Take your summer vacation with Lynne Rae Perkins

h1 June 6th, 2007 by jules

Pictures From Our Vacation
by Lynne Rae Perkins
Greenwillow Books
April 2007
(library copy)

It’s summer in Lynne Rae Perkins’ new picture book, in which a family takes a trip to “the old family farm. No one lived at the farm anymore, but our grandparents were spending the summer there and we were going to visit them.” The story, told from the perspective of one of the two young children in the family, is packed with the child-centered detail for which Perkins is known (and, as usual for Perkins, by bringing us the idiosyncrasies of one particular family, she manages to bring us the universal). Getting things rolling right away on the title and CIP page, Perkins shows us that the children have some pretty vivid ideas of what this vacation could be (“maybe we will stop at a motel with a pool”). The boy dreaming of mountain climbing and the father dreaming of butter tarts, we see how “vacation” can be defined in wildly different ways, depending on the family member. And, pulling out tiny cameras and notebooks for the children before the trip begins, the mother provides our young narrator with some tools that can be used to bring us, as readers, a multi-media (her photos and notebook writing) account of their vacation and that can be used as a receptacle for her memories.

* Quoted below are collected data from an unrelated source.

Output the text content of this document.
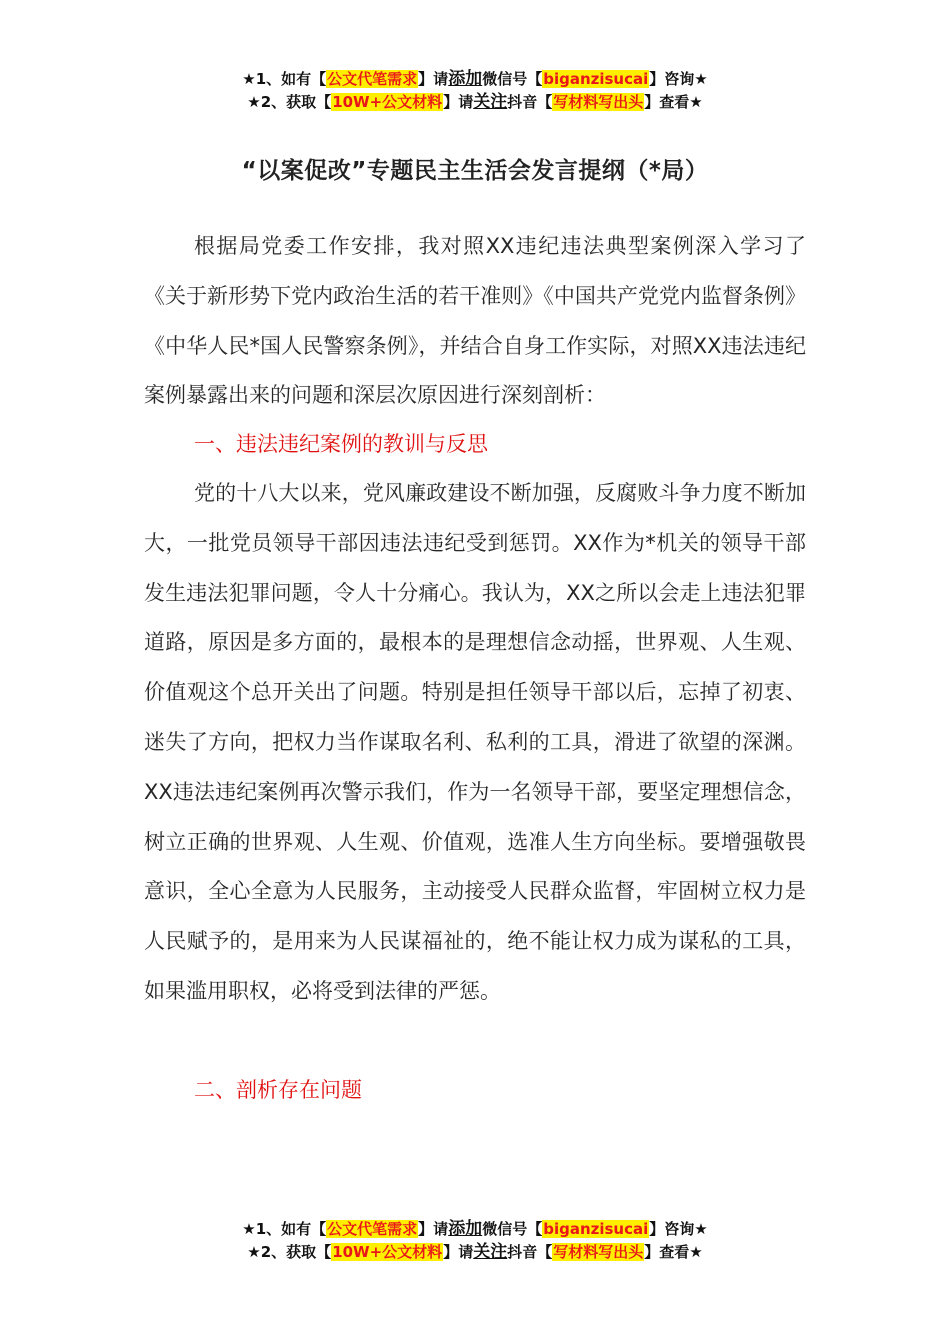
★1、如有【公文代笔需求】请添加微信号【biganzisucai】咨询★
★2、获取【10W+公文材料】请关注抖音【写材料写出头】查看★
“以案促改”专题民主生活会发言提纲（*局）
根据局党委工作安排，我对照XX违纪违法典型案例深入学习了《关于新形势下党内政治生活的若干准则》《中国共产党党内监督条例》《中华人民*国人民警察条例》，并结合自身工作实际，对照XX违法违纪案例暴露出来的问题和深层次原因进行深刻剖析：
一、违法违纪案例的教训与反思
党的十八大以来，党风廉政建设不断加强，反腐败斗争力度不断加大，一批党员领导干部因违法违纪受到惩罚。XX作为*机关的领导干部发生违法犯罪问题，令人十分痛心。我认为，XX之所以会走上违法犯罪道路，原因是多方面的，最根本的是理想信念动摇，世界观、人生观、价值观这个总开关出了问题。特别是担任领导干部以后，忘掉了初衷、迷失了方向，把权力当作谋取名利、私利的工具，滑进了欲望的深渊。XX违法违纪案例再次警示我们，作为一名领导干部，要坚定理想信念，树立正确的世界观、人生观、价值观，选准人生方向坐标。要增强敬畏意识，全心全意为人民服务，主动接受人民群众监督，牢固树立权力是人民赋予的，是用来为人民谋福祉的，绝不能让权力成为谋私的工具，如果滥用职权，必将受到法律的严惩。
二、剖析存在问题
★1、如有【公文代笔需求】请添加微信号【biganzisucai】咨询★
★2、获取【10W+公文材料】请关注抖音【写材料写出头】查看★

On their two-day drive to the family farm, our narrator shows us the imaginative ways in which children occupy their time — and minds — on road trips (her brother may be sleeping in the back seat, but next to him, our narrator tells us in great detail and, in the form of a large thought bubble, precisely what the hotel-in-her-mind, The Blue Motel, would be like). After arriving at the farm, the children are disappointed in the wet weather (“no one could believe how much it was raining. Our grandmother said it hadn’t rained for weeks”), and the television only got three channels: “the striped channel, the channel that showed what you could watch if you had a better TV, and the French channel.” After a frustrating journey to find their father’s favorite childhood “secret swimming spot,” complete with a fast-approaching summer storm, our narrator asks her mother, “‘Can we do something fun tomorrow?'” But in response she tells her there will be a memorial service for her father’s Great-aunt Charlotte (who was quite the maverick, the young girl learns). Thinking that “this was turning out to be a stupid vacation,” a whole slew of family members, including a ton of cousins, shows up. And suddenly the camera disappears: “I didn’t take any pictures that day. Or the next . . . it’s hard to take a picture of a story someone tells, or what it feels like when you’re rolling down a hill or falling asleep in a house full of cousins and uncles and aunts . . . But those kinds of pictures I can keep in my mind.”

Particularly effective in this engaging picture book is how Perkins’ all-inclusive, thorough thought balloons say a great deal more than the photos that the young boy and girl snap and paste in their notebooks, just one way of showing the unexpected destinations, in more ways than one, of a long journey of any sort — and how truly ineffable some of those experiences can be, no matter if you’re armed with a camera and pen (in the words of Sam Phillips, “the places I go are never there”). And the abundant detail isn’t contained to just those thought bubbles; in the spread of the family visit at the farm after the memorial service, Perkins uses practically every inch of the spread — and lots of self-contained circles, pockets of information, showing primarily the activities of the children (“this is a really good dessert we invented”; “We climbed some trees”; “Everyone had a story about poison ivy. Watch out, it’s everywhere!”; “Our cousin found an insect called a walking stick”). Another of her effective techniques for packing in the details (but with somehow managing to never overwhelm the story) is to include rather spectral images-of-the-young-girl’s-mind, such as the illustration in which she shows the room after all her cousins had left, but drawn in white lines, as if ghosts, are her cousins in their sleeping bags: “Everyone had to leave after a few days, but even when they did, the old house didn’t feel empty the way it had at first.” As The Horn Book review nailed it, “Perkins {as with many of her previous picture books} is exhilaratingly free in her approach to the picture book form.”

Perkins perfectly captures childhood vacations — that is, how children start out aiming for one thing (or more) at the endlessly-exciting outset of such an adventure (what child doesn’t get excited about motels on road trips?). But, in the end — such as with the lasting, forever-ingrained memories of time spent with family — it’s often what you do not expect to stay with you that is exactly what does remain. In other words, as the Booklist review wrote, “many books idealize the joys of family vacations. Here’s a more honest look at the way those trips make memories.”

One comment to “Take your summer vacation with Lynne Rae Perkins”

  1. I haven’t pulled this book off the shelf but now I will. I guess I just assumed it was another cutesy books about summer adventures. Thanks for setting me straight.